In the months to come, I have asked Ashbrook’s academic leaders to develop an end of year recommendation to me regarding a student AI use policy and guidelines. In addition, and alongside our parent AI reading group (see Compass, 11/7/25 for more information), a group of Ashbrook’s staff is currently pursuing professional development on the topic of AI’s impact on education and, in particular, will attend the Winter Learning and the Brain Conference in February. I would also like to alert you to three cost-free PRAx events over the next few months, and hope to see you there (scroll down here). Finally, and perhaps most importantly, maybe you have an expertise in the area of artificial intelligence or have thought deeply about its impact on our children. If this is you, I am wondering if you’d be interested in teaching our middle school students about the opportunities and risks associated with AI use, either as an elective or as a one-off after school session (please be in touch). And if you find yourself catching up, and who does not?, you can start with a very balanced and reasonable approach to this topic by visiting the website of Trevor Muir, an educational thinker and researcher who offers great advice on AI to schools and parents.

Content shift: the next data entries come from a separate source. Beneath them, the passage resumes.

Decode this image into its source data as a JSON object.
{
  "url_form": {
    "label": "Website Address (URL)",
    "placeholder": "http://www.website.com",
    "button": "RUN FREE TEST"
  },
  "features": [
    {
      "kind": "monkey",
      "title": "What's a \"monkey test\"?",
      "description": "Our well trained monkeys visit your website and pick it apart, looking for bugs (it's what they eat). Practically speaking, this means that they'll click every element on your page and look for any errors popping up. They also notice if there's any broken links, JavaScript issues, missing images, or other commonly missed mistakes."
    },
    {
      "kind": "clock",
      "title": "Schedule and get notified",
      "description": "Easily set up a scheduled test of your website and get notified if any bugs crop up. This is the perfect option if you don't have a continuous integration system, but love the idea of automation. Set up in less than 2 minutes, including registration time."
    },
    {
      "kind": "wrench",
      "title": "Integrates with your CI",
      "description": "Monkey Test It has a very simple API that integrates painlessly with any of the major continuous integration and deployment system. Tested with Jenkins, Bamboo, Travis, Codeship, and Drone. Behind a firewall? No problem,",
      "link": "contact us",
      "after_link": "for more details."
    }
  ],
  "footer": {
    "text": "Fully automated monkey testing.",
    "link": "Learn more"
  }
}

Ultimately, true learning happens when students push through struggle, develop grit, and build relationships with teachers and peers. I think the same can be said about an institution. AI, while powerful, can undermine these critical “learning moments” if used without guidance, or if students are “left to their own devices,” expected to resist the temptation to use it. As an institution interested in growth, it behooves Ashbrook to also wrestle with these issues. Together with the support of our parents, our investment in our great teachers will ensure that technology supports, and does not replace, our mission and the deeper goals of education.